Si tu pouvais m'envoyer par la poste 2 paires de chaussettes de laine, 2 mouchoirs, un gros foulard et 2 ou 3 journaux, 2 boites de sardines et 1/2 livre de chocolat, cela me fera plaisir, même adresse que pour les lettres.  ”
Carte postale : L'Eglise Saint-Jacques [le nom Compiègne a été volontairement effacé] ; tampon d'arrivée 22-10-14
“  Chère Marie
Je n'ai reçu aucune nouvelle de vous tous depuis [mot rayé] tes 2 lettres du 27 et 29 septembre, voici la nouvelle adresse pour les lettres que tu m'adresseras 228e Régiment Infie 20e C?? 53e Division de réserve Bureau Central militaire Paris
Pour ce que je t'ai demandé si la paquet est trop gros fais en 2
Le 15 Octobre - Bons baisers à tous Louis ”
Lettre : feuille double A5, écrite sur 4 côtés au crayon, repliée 1 fois en 2. 2 pages de correspondance et 2 pages de récit.
“ Le 31 octobre 1914
Chère Marie,
J'ai attendu jusqu'à ce jour pour t'écrire pour te confirmer mes deux lettre ou cartes précédentes sur lesquelles je te donnais mon adresse, je ne sais quoi penser. Mon inquiétude est grande : as-tu reçu ces lettres, est-tu malade, ou y a-t-il quelque chose qui ne va pas et que tu n'écris pas, ou bien tes lettres ne m'arrivent pas ?
Quant à mon paquet, je l'attends, en particulier, je n'ai plus rien de propre. Nous ne voyons plus partout, nous passons nos jours et nos nuits dans les tranchées en plein champs, ou dans les bosquets, sous le vent et la pluie.

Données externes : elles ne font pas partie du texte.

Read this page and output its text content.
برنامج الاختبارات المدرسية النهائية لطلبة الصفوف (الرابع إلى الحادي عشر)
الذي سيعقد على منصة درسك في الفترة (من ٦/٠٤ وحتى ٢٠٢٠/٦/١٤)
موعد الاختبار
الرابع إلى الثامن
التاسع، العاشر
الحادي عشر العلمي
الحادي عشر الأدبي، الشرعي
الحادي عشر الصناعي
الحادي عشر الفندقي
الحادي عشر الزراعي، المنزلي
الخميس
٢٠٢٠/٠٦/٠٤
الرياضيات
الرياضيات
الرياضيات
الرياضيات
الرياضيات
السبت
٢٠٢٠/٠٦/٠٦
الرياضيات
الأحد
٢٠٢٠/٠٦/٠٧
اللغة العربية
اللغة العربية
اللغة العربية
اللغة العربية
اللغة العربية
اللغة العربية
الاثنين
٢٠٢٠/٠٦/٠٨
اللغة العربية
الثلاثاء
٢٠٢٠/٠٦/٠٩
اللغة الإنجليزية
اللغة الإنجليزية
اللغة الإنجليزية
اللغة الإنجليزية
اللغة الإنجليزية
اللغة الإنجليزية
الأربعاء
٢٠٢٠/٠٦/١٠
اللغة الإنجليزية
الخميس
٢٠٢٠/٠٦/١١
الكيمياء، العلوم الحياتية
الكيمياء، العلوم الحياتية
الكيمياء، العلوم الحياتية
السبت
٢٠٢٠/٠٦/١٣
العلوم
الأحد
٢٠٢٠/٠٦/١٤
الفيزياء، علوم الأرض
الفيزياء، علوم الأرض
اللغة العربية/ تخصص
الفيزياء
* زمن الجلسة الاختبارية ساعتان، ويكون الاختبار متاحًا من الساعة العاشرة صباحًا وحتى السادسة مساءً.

Tu me diras dans ta prochaine lettre si le billet Leclère t'a été présenté et ce que pensent les propriétaires pour le loyer, si tu seras obligée de le payer. Comme cliente je servais aussi le boulanger Mme Vacu à côté du boulanger Roussel, à qui tu souhaiteras le bonjour si tu les vois toujours, je ne te mets rien de plus il faut que nous quittions la place où nous sommes pour aller plus loin.
Si je reçois une de tes lettres d'ici quelques jours je te récrirais aussitôt.
Ne fais pas attention à la façon dont est faite ma lettre, cette partie j'ai froid aux mains, l'autre partie a été faite il y a quelques jours.
Je vous joints chacun une petite pensée ramassée dans les champs en pensant à vous tous.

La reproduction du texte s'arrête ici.